By Molly Spangler, Director of Economic Development
Sedona AZ (July 26, 2018) – Small businesses are at the heart of our community. Our small businesses create opportunities for entrepreneurs to thrive, jobs for our neighbors, and gathering places for each of us to connect.
The city recognizes the importance of small businesses to Sedona’s social, cultural and economic health and that’s why we provide small business assistance and outreach through my department, Economic Development. Operating a small business takes risk, hard work and diligence. If my city colleagues and I can help a local business sustain itself or even expand, we are happy to help.
Small businesses create jobs, and more meaningful jobs. Two out of three new private sectors jobs are created by small businesses and these kinds of jobs often provide employees with higher levels of satisfaction than “big business” jobs. Employees of small businesses tend to take pride in their work and feel their work matters to the community – and it does! Small businesses help color and shape Sedona’s unique identity.
What do small businesses need to thrive? They need funding, a business strategy and planning, skilled workforce, marketing and social media, networking, financial acumen, market data, a good quality of life, and a supportive environment. The city of Sedona helps small business development by being a resource.
Here are some of the ways the city has been helping local businesses over the several months.
A small business loan helped Dr.
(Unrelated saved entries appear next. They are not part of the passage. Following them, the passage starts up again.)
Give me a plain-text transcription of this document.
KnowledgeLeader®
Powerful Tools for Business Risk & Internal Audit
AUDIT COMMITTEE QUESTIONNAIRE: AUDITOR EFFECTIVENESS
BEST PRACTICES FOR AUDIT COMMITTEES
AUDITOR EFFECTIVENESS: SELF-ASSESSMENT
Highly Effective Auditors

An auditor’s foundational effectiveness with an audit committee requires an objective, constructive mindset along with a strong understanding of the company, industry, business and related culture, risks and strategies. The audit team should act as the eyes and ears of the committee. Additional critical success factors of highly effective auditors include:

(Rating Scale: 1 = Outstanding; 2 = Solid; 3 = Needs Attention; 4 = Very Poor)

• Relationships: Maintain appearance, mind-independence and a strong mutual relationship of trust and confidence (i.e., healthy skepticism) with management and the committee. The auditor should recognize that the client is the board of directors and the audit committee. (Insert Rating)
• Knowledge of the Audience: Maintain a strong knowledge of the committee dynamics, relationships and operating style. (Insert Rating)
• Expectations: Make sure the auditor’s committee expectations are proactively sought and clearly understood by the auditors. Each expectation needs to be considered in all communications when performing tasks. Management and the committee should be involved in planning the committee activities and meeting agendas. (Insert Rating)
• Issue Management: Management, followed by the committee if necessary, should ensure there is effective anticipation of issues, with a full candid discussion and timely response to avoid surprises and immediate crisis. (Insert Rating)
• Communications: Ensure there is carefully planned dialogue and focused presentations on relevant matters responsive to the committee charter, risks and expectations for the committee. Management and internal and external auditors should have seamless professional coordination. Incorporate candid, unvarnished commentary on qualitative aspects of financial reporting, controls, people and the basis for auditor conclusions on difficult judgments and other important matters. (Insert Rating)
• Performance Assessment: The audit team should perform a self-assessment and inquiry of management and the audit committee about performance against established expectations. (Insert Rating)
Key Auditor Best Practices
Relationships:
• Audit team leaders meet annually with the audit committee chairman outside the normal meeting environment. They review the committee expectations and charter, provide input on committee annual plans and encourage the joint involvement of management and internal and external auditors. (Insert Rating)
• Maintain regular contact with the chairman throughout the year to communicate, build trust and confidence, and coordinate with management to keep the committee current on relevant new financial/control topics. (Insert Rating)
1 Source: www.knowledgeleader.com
Mary Watson, an experienced psychiatrist and resident of Sedona, who is starting Tribe Wellness Group PLLC. Dr. Watson’s emphasis is on treating the whole person rather than following a disease model. Dr. Watson will open her new business with a small business loan provided through the Verde Valley Regional Economic Organization (VVREO) Revolving Loan Fund, in which the city is a partner with other governmental, private-sector and nonprofit partners. Dr. Watson plans to hire five new positions over the next couple of years, three of which will be licensed therapists. Mental health services are in demand locally and nationally, and VVREO and the city are excited for the jobs Watson’s business will create along with the continued presence of a much-needed service in our region.
The city’s Small Business Coffee Talks are helping entrepreneurs learn from local experts and network while highlighting the wealth of existing business knowledge available for anyone to tap. Sedona residents who want to know what’s brewing in small business are invited to our monthly talk. Talks are free, but registration is required at sedonaaz.gov/econdev; visit the training and events page to access the registration form. Next up on Aug. 28 from 8 to 9:30 am is Chris Doyle, a commercial banker and business financing expert. He will help you understand cash flow, start-up costs, and how to access funding. Small business owners routinely let me know how valuable they find these coffee talks and I’m gratified to know that another hard-working Sedona resident has found one more tool to strengthen their business.
The Sedona Economic Development Department exists to help businesses create and keep jobs, and start, strengthen or expand their Sedona business. That’s a good thing for everyone.